Compressed Beamforming
N. Kessler, A. Mamistvalov and Y. C. Eldar
Introduction
Traditional beamforming of medical ultrasound images consists of sampling and processing the signals from each transducer element and digitally introducing appropriate delays, in a process referred to as delay and sum (DAS) beamforming. However, it necessitates sampling rates which are significantly higher than the actual Nyquist rate of the received signals, in order to achieve a sufficient resolution. This results in large amounts of data to store and process, translating to big, expensive and power-hungry devices. Here, we present two alternative reconstruction methods which offer high-quality reconstruction from diluted data, up to x36 reduction factor in data volume.

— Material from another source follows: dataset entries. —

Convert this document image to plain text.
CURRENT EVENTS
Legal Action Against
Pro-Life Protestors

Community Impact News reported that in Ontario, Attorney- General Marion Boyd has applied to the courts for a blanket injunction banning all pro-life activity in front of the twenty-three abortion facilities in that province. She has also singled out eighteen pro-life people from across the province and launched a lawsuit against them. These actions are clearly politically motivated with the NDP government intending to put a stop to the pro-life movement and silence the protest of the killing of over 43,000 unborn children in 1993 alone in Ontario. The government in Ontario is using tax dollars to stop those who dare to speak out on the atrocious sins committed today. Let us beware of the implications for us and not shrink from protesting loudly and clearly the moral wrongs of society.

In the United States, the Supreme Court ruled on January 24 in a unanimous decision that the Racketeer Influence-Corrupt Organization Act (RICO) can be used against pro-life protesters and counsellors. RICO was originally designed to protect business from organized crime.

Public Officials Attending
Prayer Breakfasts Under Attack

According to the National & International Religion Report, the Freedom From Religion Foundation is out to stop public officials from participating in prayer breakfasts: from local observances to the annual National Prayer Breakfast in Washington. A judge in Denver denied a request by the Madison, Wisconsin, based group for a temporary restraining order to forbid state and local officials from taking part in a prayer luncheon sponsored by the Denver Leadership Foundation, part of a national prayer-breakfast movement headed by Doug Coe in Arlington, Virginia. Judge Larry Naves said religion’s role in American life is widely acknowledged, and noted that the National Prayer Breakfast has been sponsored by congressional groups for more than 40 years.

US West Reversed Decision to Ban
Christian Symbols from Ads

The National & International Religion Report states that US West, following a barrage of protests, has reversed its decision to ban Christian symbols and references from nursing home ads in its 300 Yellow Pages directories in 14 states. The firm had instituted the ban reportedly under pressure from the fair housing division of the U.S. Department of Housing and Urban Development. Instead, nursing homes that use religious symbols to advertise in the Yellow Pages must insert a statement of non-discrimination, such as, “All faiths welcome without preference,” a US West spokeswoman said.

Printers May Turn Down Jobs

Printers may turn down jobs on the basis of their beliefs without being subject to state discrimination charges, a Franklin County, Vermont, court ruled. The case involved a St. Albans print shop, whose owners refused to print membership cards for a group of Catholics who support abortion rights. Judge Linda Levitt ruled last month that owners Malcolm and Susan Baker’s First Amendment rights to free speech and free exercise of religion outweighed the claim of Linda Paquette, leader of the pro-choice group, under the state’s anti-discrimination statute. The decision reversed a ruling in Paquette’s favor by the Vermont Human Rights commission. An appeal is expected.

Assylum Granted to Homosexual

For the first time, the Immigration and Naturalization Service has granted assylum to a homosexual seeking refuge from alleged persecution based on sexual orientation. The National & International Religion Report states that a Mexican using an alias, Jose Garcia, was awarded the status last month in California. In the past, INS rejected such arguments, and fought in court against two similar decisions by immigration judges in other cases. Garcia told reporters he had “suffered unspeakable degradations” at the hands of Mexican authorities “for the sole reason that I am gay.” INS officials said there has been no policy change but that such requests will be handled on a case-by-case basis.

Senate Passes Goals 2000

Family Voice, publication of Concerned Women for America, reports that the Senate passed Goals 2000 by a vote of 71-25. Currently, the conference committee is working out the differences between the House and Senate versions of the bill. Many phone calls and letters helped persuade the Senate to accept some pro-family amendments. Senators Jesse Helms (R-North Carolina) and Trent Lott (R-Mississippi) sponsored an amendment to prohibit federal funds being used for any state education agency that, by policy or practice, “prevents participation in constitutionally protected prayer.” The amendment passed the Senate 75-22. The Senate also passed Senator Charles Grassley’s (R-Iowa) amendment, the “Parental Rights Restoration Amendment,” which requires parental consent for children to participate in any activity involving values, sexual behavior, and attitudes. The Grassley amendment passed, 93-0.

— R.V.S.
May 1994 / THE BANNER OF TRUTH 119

The first method is compressed frequency domain convolutional beamforming (CFCOBA) scheme, which combines Fourier domain beamforming, sparse convolutional beamforming (SCOBA) and compressed sensing methods to enable the formation of high resolution images from sub–Nyquist sampled measurements taken at a sparse subset of array elements. The second method operates on similar input data and utilizes a deep-learning based solution to learn both reconstruction from the subsampled signals and adaptive apodization weights.
References
- A. Mamistvalov and Y. C. Eldar, "Compressed Fourier-Domain Convolutional Beamforming for Wireless Ultrasound imaging", to appear in IEEE Transactions on Ultrasonics Ferroelectrics and Frequency Control.
- N. Kessler and Y. C. Eldar, "Deep-Learning Based Adaptive Ultrasound Imaging From Sub-Nyquist Channel Data", Submitted to IEEE Transactions on Medical Imaging, August 2020.